Petya Petrova - Fotolia
As the General Data Protection Regulation (GDPR) date draws nearer, complying with the upcoming law can open new doors for organisations to transform their business analytics.
GDPR, which comes into force on 25 May 2018, aims to ensure better transparency and accountability over the data organisations keep on consumers.
Non-compliers could face fines of up to €20m or 4% of their annual turnover, and IDC predicts 40% of firms will not have the adequate tools and procedures in place in time for the deadline.
Speaking at a recent conference in London, IDC vice-president Philip Carnelley discussed how GDPR could drive improvements in data analytics.
“The more you use analytics, the more data you’re getting on people – on your operations, customers and partners – and you have to be sure you’re doing that in a legal and ethical way. That’s always been true, but GDPR brings it into a much sharper focus,” he said.
“Everybody’s got to get their house in order. They have to understand the data that they’ve got and how it all fits together.”
Once their house is in order, businesses then have an opportunity to exploit their analytics capabilities, said Carnelley. Organisations can use compliance as a foundation as they look to transform their business analytics. Business need to consider strategies such as new data types if they want to “turn information into a competitive advantage”.
Read more about GDPR
- Only 5% of charities are ready for GDPR, survey finds.
- The Department for Work and Pensions will reportedly spend almost £15m to prepare for GDPR.
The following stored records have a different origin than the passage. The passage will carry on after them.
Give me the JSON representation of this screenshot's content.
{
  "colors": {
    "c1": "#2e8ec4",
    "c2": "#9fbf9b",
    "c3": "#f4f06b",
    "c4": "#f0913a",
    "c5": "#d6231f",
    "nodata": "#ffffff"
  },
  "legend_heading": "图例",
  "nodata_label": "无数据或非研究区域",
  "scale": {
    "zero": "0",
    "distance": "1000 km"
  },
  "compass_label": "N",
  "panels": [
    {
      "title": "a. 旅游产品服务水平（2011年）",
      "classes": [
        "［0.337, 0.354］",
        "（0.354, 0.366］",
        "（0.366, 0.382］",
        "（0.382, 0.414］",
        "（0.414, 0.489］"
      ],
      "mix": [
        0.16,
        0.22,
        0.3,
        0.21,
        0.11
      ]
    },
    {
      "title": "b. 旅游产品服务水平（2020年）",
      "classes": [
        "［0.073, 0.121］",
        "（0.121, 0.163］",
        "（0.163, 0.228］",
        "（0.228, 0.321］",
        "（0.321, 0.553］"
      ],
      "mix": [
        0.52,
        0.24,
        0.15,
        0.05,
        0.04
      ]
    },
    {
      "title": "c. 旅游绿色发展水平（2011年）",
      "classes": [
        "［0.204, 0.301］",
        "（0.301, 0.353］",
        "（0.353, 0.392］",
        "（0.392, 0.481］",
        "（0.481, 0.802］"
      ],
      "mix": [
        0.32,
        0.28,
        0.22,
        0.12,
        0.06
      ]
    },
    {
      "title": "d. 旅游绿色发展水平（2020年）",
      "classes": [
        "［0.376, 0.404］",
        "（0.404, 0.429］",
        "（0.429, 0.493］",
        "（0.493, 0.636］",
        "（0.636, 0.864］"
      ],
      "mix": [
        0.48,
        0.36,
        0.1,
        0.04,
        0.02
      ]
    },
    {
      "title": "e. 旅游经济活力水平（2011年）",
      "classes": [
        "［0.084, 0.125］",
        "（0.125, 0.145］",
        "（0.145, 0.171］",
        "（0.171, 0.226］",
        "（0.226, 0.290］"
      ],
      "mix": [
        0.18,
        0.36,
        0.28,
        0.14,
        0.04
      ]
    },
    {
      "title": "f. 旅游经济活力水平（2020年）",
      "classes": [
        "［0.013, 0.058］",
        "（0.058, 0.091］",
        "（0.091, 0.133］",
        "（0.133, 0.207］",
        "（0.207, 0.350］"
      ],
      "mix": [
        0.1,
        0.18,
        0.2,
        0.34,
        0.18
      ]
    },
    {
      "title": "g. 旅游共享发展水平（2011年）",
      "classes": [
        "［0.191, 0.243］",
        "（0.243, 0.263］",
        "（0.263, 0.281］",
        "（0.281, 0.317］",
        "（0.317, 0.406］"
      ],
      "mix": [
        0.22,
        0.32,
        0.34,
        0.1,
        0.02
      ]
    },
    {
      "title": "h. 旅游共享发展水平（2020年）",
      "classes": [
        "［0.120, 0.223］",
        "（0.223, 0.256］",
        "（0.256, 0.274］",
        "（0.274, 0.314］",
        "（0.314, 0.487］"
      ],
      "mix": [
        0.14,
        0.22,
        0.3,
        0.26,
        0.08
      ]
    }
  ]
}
- Cyber criminals could use GDPR fines to their advantage during ransomware attacks.
This view is reflected across the industry. Microsoft’s director of corporate external and legal affairs, Hugh Milward, said in a blog post that GDPR “offers firms the opportunity to transform their company and change the way they work to become a data-driven business and thrive in a cloud-first world”.
Carnelley said it made sense to use cloud for analytics processing because of the increasing number of systems off-premise. “You have access to large-scale power for processing if you’ve got data in Amazon, Google or Azure clouds, because it’s very scalable and powerful – and you’ve got access to all these datasets.”
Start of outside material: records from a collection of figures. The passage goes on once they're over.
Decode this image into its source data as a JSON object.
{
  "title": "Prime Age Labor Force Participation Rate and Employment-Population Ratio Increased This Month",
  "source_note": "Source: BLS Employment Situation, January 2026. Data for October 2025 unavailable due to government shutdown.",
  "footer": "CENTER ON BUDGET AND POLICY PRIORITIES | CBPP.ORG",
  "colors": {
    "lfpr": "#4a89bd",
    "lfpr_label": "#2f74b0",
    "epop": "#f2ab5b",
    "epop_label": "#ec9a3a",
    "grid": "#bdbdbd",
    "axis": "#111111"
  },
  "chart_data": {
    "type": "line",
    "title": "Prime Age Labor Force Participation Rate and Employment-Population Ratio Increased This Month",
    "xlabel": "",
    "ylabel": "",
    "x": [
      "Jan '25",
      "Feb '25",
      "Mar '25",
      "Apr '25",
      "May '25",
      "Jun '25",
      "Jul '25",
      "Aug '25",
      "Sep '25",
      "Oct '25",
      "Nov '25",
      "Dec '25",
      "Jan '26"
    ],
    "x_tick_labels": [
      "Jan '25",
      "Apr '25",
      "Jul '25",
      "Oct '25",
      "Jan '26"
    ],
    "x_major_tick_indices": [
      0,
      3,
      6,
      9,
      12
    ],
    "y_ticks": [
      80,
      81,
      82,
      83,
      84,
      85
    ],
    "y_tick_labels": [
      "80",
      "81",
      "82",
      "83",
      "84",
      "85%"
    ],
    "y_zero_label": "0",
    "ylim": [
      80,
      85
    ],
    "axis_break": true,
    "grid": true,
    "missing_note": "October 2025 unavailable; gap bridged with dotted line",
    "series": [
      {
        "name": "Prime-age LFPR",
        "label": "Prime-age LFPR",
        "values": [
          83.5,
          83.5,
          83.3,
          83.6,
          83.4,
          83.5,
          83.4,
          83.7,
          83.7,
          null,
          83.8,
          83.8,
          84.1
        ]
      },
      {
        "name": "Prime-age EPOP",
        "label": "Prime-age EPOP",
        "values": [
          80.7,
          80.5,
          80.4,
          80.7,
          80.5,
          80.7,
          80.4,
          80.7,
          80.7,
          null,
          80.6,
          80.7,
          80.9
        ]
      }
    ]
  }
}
However, he warned that moving analytics into the cloud might lead to issues with where a company holds its data, particularly for large organisations operating in different countries. “It might be that the countries have different regulations about what can and can’t be moved from one country to another,” said Carnelley.
Exploiting GDPR-compliant data analytics
One example of where data analytics can be used is in the collection of new data, such as internet of things (IoT) data from devices, which can be used by a company to get a better understanding of its customers.
“If you’re trying to build new business models, you need to be able to deal with more than just the data in your ERP [enterprise resource planning] system and the financial transaction system. You might want information on your customers, which you might be able to get from the internet or their buying patterns.”
As previously reported by Computer Weekly, tyre manufacturer Pirelli uses sensors to measure how its truck tyres are performing, and health insurer Vitality offers discounts for smart devices such as Amazon Alexa but uses its data to track user fitness.
Artificial intelligence in business analytics
Artificial intelligence (AI) can also be applied in business analytics. Carnelley said AI could quickly identify data patterns and improve customer interaction.
“You can use AI to help people if they have questions,” he said. “It can look at a knowledge base and answer the questions through its knowledge of ‘the last time someone asked this, this is the answer we had’.”
But businesses will clearly need to be GDPR-compliant, which demands accountability over data. Carnelley said AI could create issues if it was not implemented ethically.
“In your organisation, if you’re using AI, you have to think about: ‘What does this mean for us as an organisation ethically? What will it mean to us in terms of risk and compliance?’ AI doesn’t really change any risk, but it magnifies it with bias in algorithms, for instance.”
The House of Lords published a report on 16 April 2018, with recommendations as the technology develops, including the removal of unconscious bias, more clarity with the public over AI decisions which affect them, and more investment in AI and machine learning PhDs.
Treat your data as a revenue earner
With GDPR compliance, businesses can be in a far better position to assess how they can monetise the customer data they collect. As an example, Carnelley said a telecoms company could use mobile phone signals to track people walking around a shopping centre.
Such data can be used for retail footfall analysis to understand the demographics of people walking past their shops. Stores in the shopping centre could buy this telco data to get a better understanding of which merchandise to display at the storefront.
“What we see at the moment is people building information into services they offer,” said Carnelley. “They’re not selling the data per se, but I think that’s going to come. People will be looking at data exchanges more and more.”